白いボブカットの女の子で、寝ている姿ばかり見られることからそういうあだ名が付いたのだ。
「眠り姫が遅刻しないで来るか賭けようぜ!俺は遅刻に1票!」
「俺も遅刻の方かな」
「は!?おいおい、それじゃあ賭けにならねぇじゃねーか!つまんねー」
「いや、だってポピーが時間通りに来ることなんて年に1回あるかどうかじゃないか。分が悪すぎるって」
そう、それくらい彼女はおっとりと言うか自堕落なのだ。華族でなければ進学など、もしかしたら在籍することも出来ていないかもしれない。
アルスは賭けが不成立になったことにブーブー文句を垂れているが、俺は特に気にせずに教室へ向かう。

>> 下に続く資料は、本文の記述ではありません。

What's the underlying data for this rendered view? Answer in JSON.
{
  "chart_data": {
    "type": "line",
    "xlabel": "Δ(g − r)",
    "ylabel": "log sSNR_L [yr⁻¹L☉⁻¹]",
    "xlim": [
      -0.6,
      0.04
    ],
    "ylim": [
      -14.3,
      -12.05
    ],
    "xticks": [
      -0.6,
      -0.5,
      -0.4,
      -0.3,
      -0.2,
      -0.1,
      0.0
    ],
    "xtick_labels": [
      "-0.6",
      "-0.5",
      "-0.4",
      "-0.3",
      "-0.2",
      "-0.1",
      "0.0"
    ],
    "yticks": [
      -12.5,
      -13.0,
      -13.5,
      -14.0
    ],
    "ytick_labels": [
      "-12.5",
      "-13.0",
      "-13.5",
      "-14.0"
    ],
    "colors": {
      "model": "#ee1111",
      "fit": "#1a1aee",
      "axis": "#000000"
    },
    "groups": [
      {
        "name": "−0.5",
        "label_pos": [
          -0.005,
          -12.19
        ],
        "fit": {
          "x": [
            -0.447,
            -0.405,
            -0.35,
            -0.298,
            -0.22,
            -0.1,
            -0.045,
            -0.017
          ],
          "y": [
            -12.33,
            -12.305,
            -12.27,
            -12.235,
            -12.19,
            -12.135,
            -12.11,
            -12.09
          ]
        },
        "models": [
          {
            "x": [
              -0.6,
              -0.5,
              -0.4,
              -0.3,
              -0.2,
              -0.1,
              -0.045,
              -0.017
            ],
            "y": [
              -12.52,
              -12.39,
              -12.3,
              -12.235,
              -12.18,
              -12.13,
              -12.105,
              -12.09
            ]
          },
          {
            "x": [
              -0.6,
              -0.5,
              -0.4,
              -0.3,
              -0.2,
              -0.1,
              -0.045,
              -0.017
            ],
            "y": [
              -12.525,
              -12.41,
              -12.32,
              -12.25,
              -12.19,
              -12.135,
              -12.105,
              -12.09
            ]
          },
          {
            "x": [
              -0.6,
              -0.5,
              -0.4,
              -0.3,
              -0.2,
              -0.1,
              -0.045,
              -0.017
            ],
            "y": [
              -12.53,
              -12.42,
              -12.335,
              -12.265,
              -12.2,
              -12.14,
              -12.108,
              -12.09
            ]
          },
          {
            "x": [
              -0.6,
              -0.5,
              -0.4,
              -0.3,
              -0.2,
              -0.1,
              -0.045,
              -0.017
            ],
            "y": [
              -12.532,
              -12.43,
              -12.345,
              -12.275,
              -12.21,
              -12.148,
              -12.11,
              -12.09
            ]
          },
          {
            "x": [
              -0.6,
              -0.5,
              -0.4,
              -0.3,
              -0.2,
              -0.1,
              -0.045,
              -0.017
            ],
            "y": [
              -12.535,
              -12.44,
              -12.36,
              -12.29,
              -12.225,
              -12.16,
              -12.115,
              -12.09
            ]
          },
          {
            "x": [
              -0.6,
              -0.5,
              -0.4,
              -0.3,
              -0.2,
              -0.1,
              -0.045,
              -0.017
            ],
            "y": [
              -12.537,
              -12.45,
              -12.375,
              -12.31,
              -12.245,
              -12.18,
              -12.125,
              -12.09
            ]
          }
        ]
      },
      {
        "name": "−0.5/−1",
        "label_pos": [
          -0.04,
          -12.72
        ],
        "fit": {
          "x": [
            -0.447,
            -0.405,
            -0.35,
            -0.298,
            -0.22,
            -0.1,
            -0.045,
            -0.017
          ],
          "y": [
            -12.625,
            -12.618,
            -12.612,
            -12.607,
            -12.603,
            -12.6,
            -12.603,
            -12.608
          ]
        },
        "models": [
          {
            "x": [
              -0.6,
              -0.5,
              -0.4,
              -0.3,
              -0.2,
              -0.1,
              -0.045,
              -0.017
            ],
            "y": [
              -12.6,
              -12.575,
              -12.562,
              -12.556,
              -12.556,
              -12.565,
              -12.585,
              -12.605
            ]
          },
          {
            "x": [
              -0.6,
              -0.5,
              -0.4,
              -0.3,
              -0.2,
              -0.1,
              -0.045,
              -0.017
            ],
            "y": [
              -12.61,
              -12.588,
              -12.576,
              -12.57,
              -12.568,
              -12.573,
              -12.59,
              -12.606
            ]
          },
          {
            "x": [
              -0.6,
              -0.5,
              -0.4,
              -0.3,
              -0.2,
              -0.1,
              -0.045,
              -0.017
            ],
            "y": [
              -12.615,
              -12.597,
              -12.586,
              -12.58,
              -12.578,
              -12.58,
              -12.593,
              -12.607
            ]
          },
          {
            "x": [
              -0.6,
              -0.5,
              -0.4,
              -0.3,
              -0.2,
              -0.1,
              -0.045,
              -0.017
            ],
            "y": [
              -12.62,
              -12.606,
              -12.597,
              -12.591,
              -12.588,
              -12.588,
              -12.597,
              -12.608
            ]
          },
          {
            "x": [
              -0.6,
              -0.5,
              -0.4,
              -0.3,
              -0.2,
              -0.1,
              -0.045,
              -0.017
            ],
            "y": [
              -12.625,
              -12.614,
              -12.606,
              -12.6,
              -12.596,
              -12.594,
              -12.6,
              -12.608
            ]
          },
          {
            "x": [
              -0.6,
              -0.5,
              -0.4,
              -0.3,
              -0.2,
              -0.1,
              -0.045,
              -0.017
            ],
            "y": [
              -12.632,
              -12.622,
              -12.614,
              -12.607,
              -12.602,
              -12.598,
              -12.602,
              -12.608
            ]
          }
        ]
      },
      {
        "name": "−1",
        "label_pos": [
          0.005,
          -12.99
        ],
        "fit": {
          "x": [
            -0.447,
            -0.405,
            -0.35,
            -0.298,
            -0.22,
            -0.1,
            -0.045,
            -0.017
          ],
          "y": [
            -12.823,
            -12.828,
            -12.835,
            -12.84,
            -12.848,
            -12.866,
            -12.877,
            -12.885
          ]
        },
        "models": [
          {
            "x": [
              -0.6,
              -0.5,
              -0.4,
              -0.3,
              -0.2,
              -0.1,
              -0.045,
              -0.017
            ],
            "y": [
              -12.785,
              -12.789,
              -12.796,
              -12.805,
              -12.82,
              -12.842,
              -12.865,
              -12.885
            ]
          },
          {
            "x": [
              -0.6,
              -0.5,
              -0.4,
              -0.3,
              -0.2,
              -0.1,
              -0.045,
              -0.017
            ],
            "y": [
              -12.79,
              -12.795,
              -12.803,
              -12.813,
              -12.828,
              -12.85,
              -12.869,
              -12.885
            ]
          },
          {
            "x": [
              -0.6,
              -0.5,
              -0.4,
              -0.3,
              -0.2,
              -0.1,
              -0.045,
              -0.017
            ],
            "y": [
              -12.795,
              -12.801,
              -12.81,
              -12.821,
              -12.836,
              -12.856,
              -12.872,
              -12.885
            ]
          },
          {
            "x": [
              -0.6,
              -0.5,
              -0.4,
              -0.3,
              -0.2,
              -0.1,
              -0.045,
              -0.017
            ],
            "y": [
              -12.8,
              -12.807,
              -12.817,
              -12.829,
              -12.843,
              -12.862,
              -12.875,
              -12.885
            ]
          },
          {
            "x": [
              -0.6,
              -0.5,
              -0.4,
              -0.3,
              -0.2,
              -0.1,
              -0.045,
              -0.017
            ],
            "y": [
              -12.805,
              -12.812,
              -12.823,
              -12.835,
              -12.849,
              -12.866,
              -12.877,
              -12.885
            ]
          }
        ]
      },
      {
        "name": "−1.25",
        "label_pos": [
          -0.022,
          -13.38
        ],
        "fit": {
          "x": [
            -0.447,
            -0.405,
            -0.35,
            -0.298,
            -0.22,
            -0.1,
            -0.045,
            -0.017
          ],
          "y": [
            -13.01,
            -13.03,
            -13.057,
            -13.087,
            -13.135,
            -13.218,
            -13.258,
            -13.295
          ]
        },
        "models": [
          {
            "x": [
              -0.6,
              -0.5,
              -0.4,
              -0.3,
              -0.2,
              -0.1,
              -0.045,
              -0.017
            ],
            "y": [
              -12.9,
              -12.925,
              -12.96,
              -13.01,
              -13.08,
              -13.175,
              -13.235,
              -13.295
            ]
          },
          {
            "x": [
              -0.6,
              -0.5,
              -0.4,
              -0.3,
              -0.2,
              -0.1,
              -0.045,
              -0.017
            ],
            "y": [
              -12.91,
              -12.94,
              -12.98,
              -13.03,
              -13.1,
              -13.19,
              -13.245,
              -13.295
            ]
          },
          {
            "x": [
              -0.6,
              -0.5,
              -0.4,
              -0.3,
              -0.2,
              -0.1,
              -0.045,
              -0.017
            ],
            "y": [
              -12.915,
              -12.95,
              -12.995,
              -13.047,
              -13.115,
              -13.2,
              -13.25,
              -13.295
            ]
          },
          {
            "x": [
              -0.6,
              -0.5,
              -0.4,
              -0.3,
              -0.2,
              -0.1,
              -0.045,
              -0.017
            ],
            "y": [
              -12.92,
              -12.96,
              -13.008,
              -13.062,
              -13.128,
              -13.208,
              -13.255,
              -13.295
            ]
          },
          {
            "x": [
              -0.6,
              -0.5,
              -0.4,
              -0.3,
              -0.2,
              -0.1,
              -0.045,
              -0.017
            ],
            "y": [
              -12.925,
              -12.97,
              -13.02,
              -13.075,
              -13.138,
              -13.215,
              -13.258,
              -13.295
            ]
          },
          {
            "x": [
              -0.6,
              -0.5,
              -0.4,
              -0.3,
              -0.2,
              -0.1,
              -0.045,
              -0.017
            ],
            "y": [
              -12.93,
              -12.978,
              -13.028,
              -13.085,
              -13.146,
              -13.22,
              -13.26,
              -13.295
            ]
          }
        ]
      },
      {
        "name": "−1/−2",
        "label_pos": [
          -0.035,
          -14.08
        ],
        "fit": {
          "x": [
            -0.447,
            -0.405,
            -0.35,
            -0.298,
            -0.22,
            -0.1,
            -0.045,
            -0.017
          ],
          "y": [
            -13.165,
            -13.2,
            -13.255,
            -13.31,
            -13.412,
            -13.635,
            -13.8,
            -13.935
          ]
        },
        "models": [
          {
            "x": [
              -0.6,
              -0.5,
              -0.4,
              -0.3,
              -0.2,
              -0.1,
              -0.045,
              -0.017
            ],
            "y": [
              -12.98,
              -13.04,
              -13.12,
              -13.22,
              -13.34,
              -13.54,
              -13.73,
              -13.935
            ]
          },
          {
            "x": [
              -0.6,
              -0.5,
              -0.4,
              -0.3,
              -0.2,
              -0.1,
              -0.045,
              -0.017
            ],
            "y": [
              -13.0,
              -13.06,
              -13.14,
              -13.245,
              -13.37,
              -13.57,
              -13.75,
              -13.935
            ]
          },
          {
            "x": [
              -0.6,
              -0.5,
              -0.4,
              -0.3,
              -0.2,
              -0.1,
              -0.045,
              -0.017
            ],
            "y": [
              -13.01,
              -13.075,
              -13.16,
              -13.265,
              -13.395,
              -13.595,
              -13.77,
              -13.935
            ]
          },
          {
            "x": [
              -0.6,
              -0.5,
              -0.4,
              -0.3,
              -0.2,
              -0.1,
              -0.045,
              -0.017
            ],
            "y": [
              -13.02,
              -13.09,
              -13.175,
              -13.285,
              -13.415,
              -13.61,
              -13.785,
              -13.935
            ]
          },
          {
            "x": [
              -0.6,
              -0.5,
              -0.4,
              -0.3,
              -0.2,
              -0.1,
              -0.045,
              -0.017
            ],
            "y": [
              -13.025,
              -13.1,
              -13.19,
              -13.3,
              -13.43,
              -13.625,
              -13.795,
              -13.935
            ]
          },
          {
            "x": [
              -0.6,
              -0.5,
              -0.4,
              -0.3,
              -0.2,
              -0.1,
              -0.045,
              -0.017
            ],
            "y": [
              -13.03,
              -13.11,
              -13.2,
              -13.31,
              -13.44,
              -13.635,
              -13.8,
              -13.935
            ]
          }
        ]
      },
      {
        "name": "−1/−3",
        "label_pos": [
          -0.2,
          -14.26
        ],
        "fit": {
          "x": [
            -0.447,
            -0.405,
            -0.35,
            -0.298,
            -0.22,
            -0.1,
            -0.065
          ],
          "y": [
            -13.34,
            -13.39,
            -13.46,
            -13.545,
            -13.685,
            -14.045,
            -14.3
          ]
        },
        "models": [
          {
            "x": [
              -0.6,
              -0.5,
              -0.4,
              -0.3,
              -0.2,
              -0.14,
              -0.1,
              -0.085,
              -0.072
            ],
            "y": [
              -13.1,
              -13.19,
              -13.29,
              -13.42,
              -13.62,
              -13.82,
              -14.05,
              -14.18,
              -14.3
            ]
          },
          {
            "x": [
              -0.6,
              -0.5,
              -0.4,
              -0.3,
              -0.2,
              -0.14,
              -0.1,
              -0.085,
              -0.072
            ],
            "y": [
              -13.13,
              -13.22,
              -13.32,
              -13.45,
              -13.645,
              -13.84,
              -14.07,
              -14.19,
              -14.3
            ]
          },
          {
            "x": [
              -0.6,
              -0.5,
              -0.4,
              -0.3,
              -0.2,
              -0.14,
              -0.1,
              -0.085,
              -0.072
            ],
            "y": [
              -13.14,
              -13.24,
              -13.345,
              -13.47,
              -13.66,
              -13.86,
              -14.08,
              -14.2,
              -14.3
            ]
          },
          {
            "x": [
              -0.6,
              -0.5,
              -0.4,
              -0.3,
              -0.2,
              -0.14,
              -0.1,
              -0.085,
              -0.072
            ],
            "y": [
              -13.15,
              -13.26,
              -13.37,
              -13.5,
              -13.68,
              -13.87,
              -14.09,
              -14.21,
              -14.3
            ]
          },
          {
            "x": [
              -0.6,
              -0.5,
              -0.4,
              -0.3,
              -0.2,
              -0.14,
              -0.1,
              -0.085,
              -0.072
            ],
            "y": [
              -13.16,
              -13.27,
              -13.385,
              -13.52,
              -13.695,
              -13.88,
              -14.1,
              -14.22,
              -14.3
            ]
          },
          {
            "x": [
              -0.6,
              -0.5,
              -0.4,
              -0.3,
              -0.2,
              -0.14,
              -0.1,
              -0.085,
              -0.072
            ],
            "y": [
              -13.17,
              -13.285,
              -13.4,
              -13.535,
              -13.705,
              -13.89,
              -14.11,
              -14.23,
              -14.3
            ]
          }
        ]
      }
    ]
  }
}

ガララと景気よく音を立てる扉を開ければ皆からの挨拶が……無い?
クラスの雰囲気もやけに暗いような。
学年初日から何事かと不思議に思うが、その理由はすぐに分かった。
窓際の一番前の席。ポピーが泣いていた。
嫌な予感がした。皆の腫れ物を扱うかのような視線。華族の女の子が泣いているからとかそういうのでは無い。
もっと嫌な……
「ポピー!どうした?何があった?」
「……ま、ほ……かい」
ポピーの声は嗚咽混じりで聞き取りにくかったが、俺もアルスも、分かってしまった。
魔法使い。彼女はなってしまったのだ。
「クソが!何なんだよ!ふざけんな!俺たちばっかりそうやって!」
アルスが机を蹴飛ばしている。
俺も兄を失ったから荒れる気持ちもよく分かるが、周りが萎縮してしまうから止めさせないと。
でも、今はポピーの方だ。
かける言葉なんて、見つからないけど……
魔法使いになってしまった子への対処なんて、どうしたらいいか誰も分からない。
俺はとりあえず、泣き続ける彼女の頭を優しく撫でていた。